The Arctic itself is the immense region around the North Pole, usually defined as the area north of the Arctic CSrcle – a line of latitude at 66 degrees 27 minutes north and about 1,630 miles south of the North Pole. This is the point where the sun stays above the horizon for at least one whole day each year -the area of the “midnight sun”. The further north, the longer the sun stays above the horizon in summer.

The greatest part of the area is the ice-covered Arctic Ocean – the world’s smallest ocean- surrounded by tree-less, frozen land, including the Northern territories of Iceland, Greenland, Siberia, Scandinavia, Alaska and Canada. It measures 14,000,000 square miles, roughly 150 times the size of Britain.

OF COURSE, the area is also home to the polar bear, though numbers are dwindling, driven from their dens on the melting ice by global warming.
The polar bear is unique to the Arctic, as are the walrus and musk ox.

Grasses, sedges, mosses and lichens all exist on the permafrost.
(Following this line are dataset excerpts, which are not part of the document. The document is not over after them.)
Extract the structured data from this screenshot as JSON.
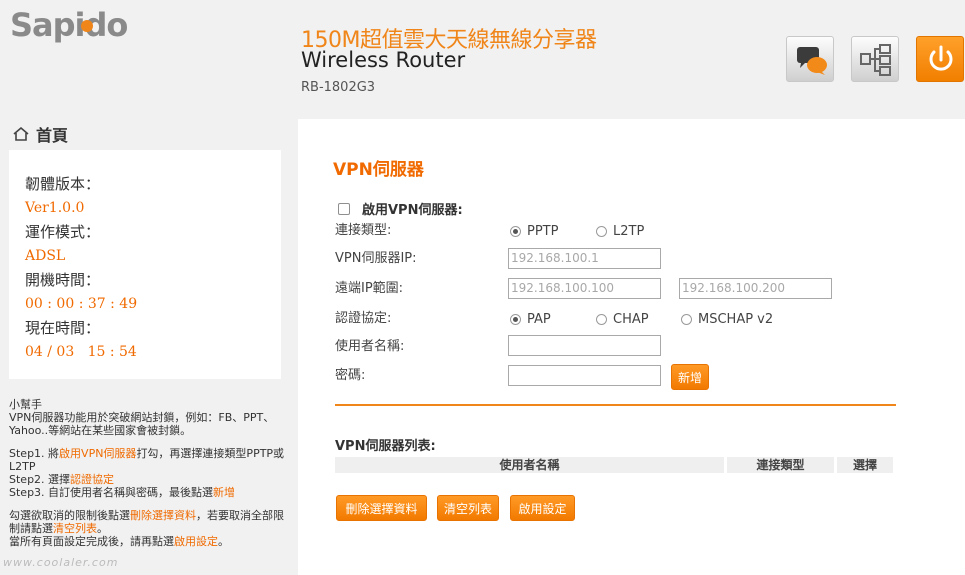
{
  "header": {
    "logo_text": "Sapido",
    "product_title": "150M超值雲大天線無線分享器",
    "product_subtitle": "Wireless Router",
    "model": "RB-1802G3",
    "buttons": {
      "chat": "chat-icon",
      "network": "network-icon",
      "power": "power-icon"
    }
  },
  "sidebar": {
    "home_label": "首頁",
    "status": {
      "firmware_label": "韌體版本：",
      "firmware_value": "Ver1.0.0",
      "mode_label": "運作模式：",
      "mode_value": "ADSL",
      "uptime_label": "開機時間：",
      "uptime_value": "00 : 00 : 37 : 49",
      "time_label": "現在時間：",
      "time_value": "04 / 03   15 : 54"
    },
    "help": {
      "title": "小幫手",
      "intro": "VPN伺服器功能用於突破網站封鎖，例如：FB、PPT、Yahoo..等網站在某些國家會被封鎖。",
      "step1_a": "Step1. 將",
      "step1_link": "啟用VPN伺服器",
      "step1_b": "打勾，再選擇連接類型PPTP或L2TP",
      "step2_a": "Step2. 選擇",
      "step2_link": "認證協定",
      "step3_a": "Step3. 自訂使用者名稱與密碼，最後點選",
      "step3_link": "新增",
      "note1_a": "勾選欲取消的限制後點選",
      "note1_link": "刪除選擇資料",
      "note1_b": "，若要取消全部限制請點選",
      "note1_link2": "清空列表",
      "note1_c": "。",
      "note2_a": "當所有頁面設定完成後，請再點選",
      "note2_link": "啟用設定",
      "note2_b": "。"
    },
    "watermark": "www.coolaler.com"
  },
  "main": {
    "title": "VPN伺服器",
    "enable_label": "啟用VPN伺服器:",
    "conn_type_label": "連接類型:",
    "conn_options": [
      "PPTP",
      "L2TP"
    ],
    "server_ip_label": "VPN伺服器IP:",
    "server_ip_placeholder": "192.168.100.1",
    "remote_range_label": "遠端IP範圍:",
    "remote_start_placeholder": "192.168.100.100",
    "remote_end_placeholder": "192.168.100.200",
    "auth_label": "認證協定:",
    "auth_options": [
      "PAP",
      "CHAP",
      "MSCHAP v2"
    ],
    "username_label": "使用者名稱:",
    "password_label": "密碼:",
    "add_button": "新增",
    "list_title": "VPN伺服器列表:",
    "list_columns": [
      "使用者名稱",
      "連接類型",
      "選擇"
    ],
    "delete_button": "刪除選擇資料",
    "clear_button": "清空列表",
    "apply_button": "啟用設定"
  }
}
Here, too, are Arctic hares, lemmings and caribou as well as the Arctic fox and wolves.

Seals and beluga whales inhabit the ocean, along with Arctic char, trout and grayling. Every summer snow geese and snowy owls migrate to the Arctic to nest – the Arctic is an eco-system that teems with life. Indigenous groups have lived there for centuries, adapting to the extreme conditions.

There are three main groups of Alaska natives – the Inuit, Aleut and Indian – while in Russia there are 16 recognised indigenous peoples. Many still live in conical tents, wear clothing made of skins and rely on hunting.

Remarkably, there has been a recent influx of immigrants, mostly of European background, creating small communities of shops, churches and schools.

And while they may have to suffer difficult conditions, they can also experience one of the world’s most beautiful sights – the northern lights, or aurora borealis. This amazing natural light display is caused by gases and is visible only from the northern hemisphere.

Oh, and there’s also a hot-line to Father Christmas. In 1995 the Canadian Post Office promised to deliver letters addressed to Santa Claus, the North Pole, if they included the post code H0H OHO.